O que aconteceu no bairro nove de Makala refere-se a outro acontecimento praticamente idêntico ao que aconteceu na prisão central de Kasapa em setembro de 2020. Construída em 1958, com capacidade para 800 reclusos, foi ocupada por mais de 3 mil, entre os quais 60 mulheres e mais de 50 crianças.

 

Na prisão de Kasapa, na cidade de Lumumbashi – a segunda maior população do país, perto da fronteira com a Zâmbia e cerca de 2.300 a sudeste de Kinshasa – no contexto do motim, deflagrou um incêndio na enfermaria das mulheres, aquelas que durante mais de três dias tiveram que permanecer no pátio à mercê dos prisioneiros, que as violaram repetidamente.

 

Esse fato provocou inicialmente a aplicação de maiores medidas de proteção aos detidos, um plano de transferência para outras prisões e a libertação de detidos sem condenação, apenas para diminuir a taxa de ocupação. Acredita-se agora que este protocolo também seja aplicado em Makala.

 

Por outro lado, o Ministro da Justiça, Constant Mutamba, proibiu os juízes de enviarem novos detentos para esta prisão, medida que já foi rejeitada pelo Conselho Superior da Magistratura Judicial.

 

A presença de mulheres em prisões mistas, segundo a Comissão Africana dos Direitos Humanos e dos Povos, na sua Resolução de 1995, exige que as nações do continente cumpram as normas internacionais para proteger os direitos humanos dos prisioneiros. E respeitar particularmente os das mulheres, de acordo com as Regras de Banguecoque das Nações Unidas, que exigem mantê-las completamente separadas da população masculina em todas as prisões.

 

Uma história repetida

 

Após a crise de 1 de setembro, alguns especialistas e investigadores concordaram que o acontecimento tinha sido uma sabotagem e não uma tentativa de fuga. Que enquanto as autoridades penitenciárias tentam descongestionar a prisão, os juízes enviam o dobro de detidos. As acusações foram rejeitadas pelos magistrados, negando qualquer responsabilidade na tentativa de fuga e indicando que o problema responde a outros interesses.

 

Situações como a da prisão de Makala, que em 2017 já tinha sofrido a fuga de 4.500 presos no âmbito do ataque externo de um grupo armado, apesar de nessa altura as autoridades estarem a desenvolver um programa para reduzir a superlotação da prisão.

 

A prisão central de Goma, capital da província de Kivu do Norte, a mais de 2 mil quilômetros a leste de Kinshasa, construída para 300 pessoas, tem agora mais de 4 mil.

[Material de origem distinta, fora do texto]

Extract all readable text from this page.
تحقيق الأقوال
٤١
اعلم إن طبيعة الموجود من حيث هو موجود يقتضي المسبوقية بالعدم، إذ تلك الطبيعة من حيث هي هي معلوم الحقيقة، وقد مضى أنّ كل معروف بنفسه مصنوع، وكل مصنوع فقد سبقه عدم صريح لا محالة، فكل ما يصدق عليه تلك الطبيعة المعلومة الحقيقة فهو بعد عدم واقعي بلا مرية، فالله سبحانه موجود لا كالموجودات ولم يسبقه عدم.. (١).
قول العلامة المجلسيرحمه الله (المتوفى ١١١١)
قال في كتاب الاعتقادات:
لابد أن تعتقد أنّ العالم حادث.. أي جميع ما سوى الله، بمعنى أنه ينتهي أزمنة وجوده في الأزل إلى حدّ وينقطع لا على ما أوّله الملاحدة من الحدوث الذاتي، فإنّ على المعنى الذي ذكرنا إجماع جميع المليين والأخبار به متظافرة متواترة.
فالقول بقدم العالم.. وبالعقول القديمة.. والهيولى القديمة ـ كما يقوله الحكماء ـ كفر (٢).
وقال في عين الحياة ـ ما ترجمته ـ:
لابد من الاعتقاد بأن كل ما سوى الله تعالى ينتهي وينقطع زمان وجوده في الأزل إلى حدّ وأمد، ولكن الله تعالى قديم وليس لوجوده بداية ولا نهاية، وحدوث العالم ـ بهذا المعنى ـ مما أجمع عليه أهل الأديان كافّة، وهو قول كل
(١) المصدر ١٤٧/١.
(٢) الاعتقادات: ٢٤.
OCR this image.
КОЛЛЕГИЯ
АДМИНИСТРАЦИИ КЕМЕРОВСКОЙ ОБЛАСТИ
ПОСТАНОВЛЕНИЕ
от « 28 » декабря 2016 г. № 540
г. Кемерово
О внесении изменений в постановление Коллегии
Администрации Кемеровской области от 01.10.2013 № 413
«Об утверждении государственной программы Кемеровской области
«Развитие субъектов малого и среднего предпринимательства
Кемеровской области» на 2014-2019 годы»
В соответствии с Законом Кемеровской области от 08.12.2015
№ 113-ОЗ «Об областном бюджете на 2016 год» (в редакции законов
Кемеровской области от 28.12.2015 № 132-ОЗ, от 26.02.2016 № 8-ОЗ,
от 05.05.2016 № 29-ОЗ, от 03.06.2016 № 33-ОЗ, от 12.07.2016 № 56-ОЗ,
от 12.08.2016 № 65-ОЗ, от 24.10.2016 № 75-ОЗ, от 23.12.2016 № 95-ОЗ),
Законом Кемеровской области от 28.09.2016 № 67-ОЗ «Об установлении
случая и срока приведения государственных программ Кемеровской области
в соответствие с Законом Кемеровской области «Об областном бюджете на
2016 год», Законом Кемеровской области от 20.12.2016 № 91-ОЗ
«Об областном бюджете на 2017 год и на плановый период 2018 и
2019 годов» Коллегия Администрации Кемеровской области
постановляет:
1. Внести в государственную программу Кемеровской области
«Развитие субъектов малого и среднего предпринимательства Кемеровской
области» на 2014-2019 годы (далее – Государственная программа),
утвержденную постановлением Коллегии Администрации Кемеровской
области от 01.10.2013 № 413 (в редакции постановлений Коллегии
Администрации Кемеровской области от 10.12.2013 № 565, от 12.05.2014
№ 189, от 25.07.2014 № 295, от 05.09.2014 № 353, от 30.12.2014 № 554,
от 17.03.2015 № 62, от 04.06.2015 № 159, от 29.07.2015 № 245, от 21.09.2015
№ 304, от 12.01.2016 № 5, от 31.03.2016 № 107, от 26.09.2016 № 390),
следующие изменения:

Isto é agravado dado que em todo o leste da República Democrática do Congo existe uma grande atividade de grupos insurgentes e até de gangues criminosas que se dedicam à exploração de ouro, coltan e outros minerais, pelo que a população prisional tende a aumentar constantemente.

 

Em outros centros de detenção, como Buluwo, existem seis banheiros funcionais para 600 reclusos, e na prisão de Goma três banheiros para 500 reclusos, a que se junta a escassez de água, pelo que os reclusos devem usar água da torneira ou retirá-la a água dos rios. Por exemplo, os detidos na prisão de Angenga têm apenas dois litros de água por dia para todos os usos.

 

O mesmo que acontece com a água ou os suprimentos médicos acontece com os alimentos. Na prisão militar de Ndolo toda a comida é reduzida a fufu, uma bola de massa feita de farinha ou tubérculos fervidos e triturados, folhas de mandioca, sem nunca adicionar carne ou peixe.

 

Tendo em conta a superlotação e a falta de recursos sofridas pela maioria das prisões na República Democrática do Congo, pode-se concluir que qualquer pena, por mais leve que seja, pode ser uma sentença de morte.